Tollins are not fairies. Though they both have wings, fairies are delicate creatures and much smaller….In addition, fairies cannot sing B-sharp….Tollins regard fairies as fluttery show-offs and occasionally use them to wipe out the insides of cups. Tollins are also a lot less fragile than fairies. In fact, the word “fragile” can’t really be used about them at all. They are about as fragile as a housebrick.
So begins Tollins: Explosive Tales for Children. The book is divided into three stories: How to Blow Up Tollins, Sparkler and the Purple Death and Windbags and Dark Tollins. Each of these stories is in turn divided into chapters, making this an excellent read-aloud in classrooms or at home.
The main character is a Tollin named Sparkler who, due to being exploited by humans at a fireworks factory, becomes a scientist, determined to provide humans with an alternative to using Tollins as fireworks. Sparkler’s stories are a unique mix of sweetness and tongue-in-cheek humor which will appeal to young children and adults alike.

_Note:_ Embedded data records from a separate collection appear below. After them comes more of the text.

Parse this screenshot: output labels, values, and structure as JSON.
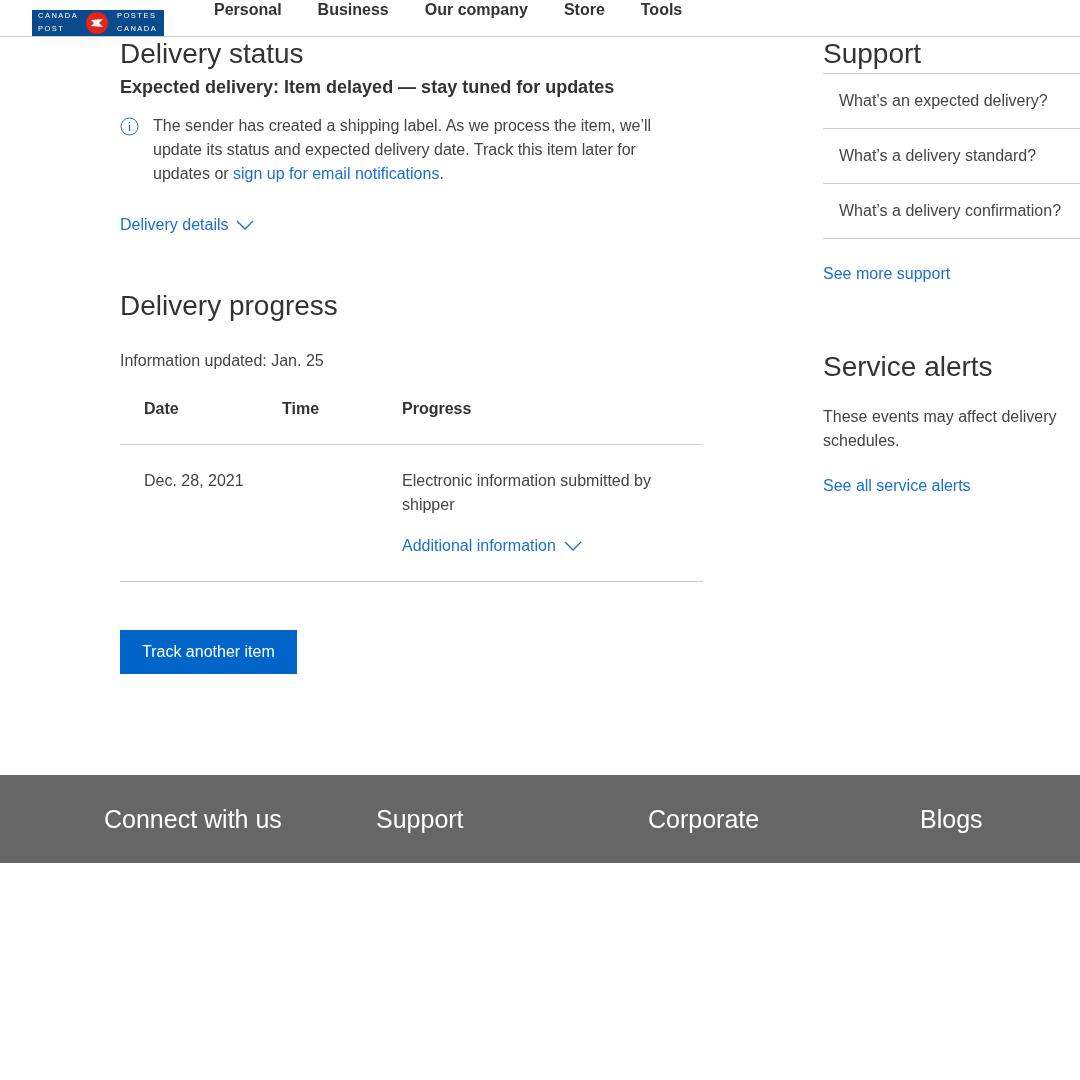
{
  "header": {
    "logo": {
      "top_left": "CANADA",
      "bottom_left": "POST",
      "top_right": "POSTES",
      "bottom_right": "CANADA"
    },
    "nav": [
      "Personal",
      "Business",
      "Our company",
      "Store",
      "Tools"
    ]
  },
  "delivery_status": {
    "title": "Delivery status",
    "expected": "Expected delivery: Item delayed — stay tuned for updates",
    "note": {
      "before": "The sender has created a shipping label. As we process the item, we’ll update its status and expected delivery date. Track this item later for updates or ",
      "link": "sign up for email notifications",
      "after": "."
    },
    "details_toggle": {
      "label": "Delivery details",
      "expanded": false
    }
  },
  "delivery_progress": {
    "title": "Delivery progress",
    "updated": "Information updated: Jan. 25",
    "columns": [
      "Date",
      "Time",
      "Progress"
    ],
    "rows": [
      {
        "date": "Dec. 28, 2021",
        "time": "",
        "progress": "Electronic information submitted by shipper",
        "more": {
          "label": "Additional information",
          "expanded": false
        }
      }
    ]
  },
  "track_button": "Track another item",
  "support": {
    "title": "Support",
    "links": [
      "What’s an expected delivery?",
      "What’s a delivery standard?",
      "What’s a delivery confirmation?"
    ],
    "more": "See more support"
  },
  "service_alerts": {
    "title": "Service alerts",
    "text": "These events may affect delivery schedules.",
    "link": "See all service alerts"
  },
  "footer": [
    "Connect with us",
    "Support",
    "Corporate",
    "Blogs"
  ]
}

Sparkler’s ingenuity and determination are inspiring. Iggulden’s ironic touches (particularly relating to the fairies, who are NOT treated well by the Tollins, who seem oblivious to this fact) and clever wordplay add a dimension to the stories that elevate them above a traditional children’s story of fairy-like creatures. Lizzy Duncan’s illustrations are quirky and an absolutely perfect complement to the theme and tone of the stories. The Tollins are depicted in purples and dark reds with a slightly old-fashioned quality and hysterically funny facial expressions.
There is much to be savored in Tollins. I thoroughly enjoyed my reading experience with these characters and their adventures and encourage anyone who enjoys a story for the sake of a good story and a good laugh to grab a copy!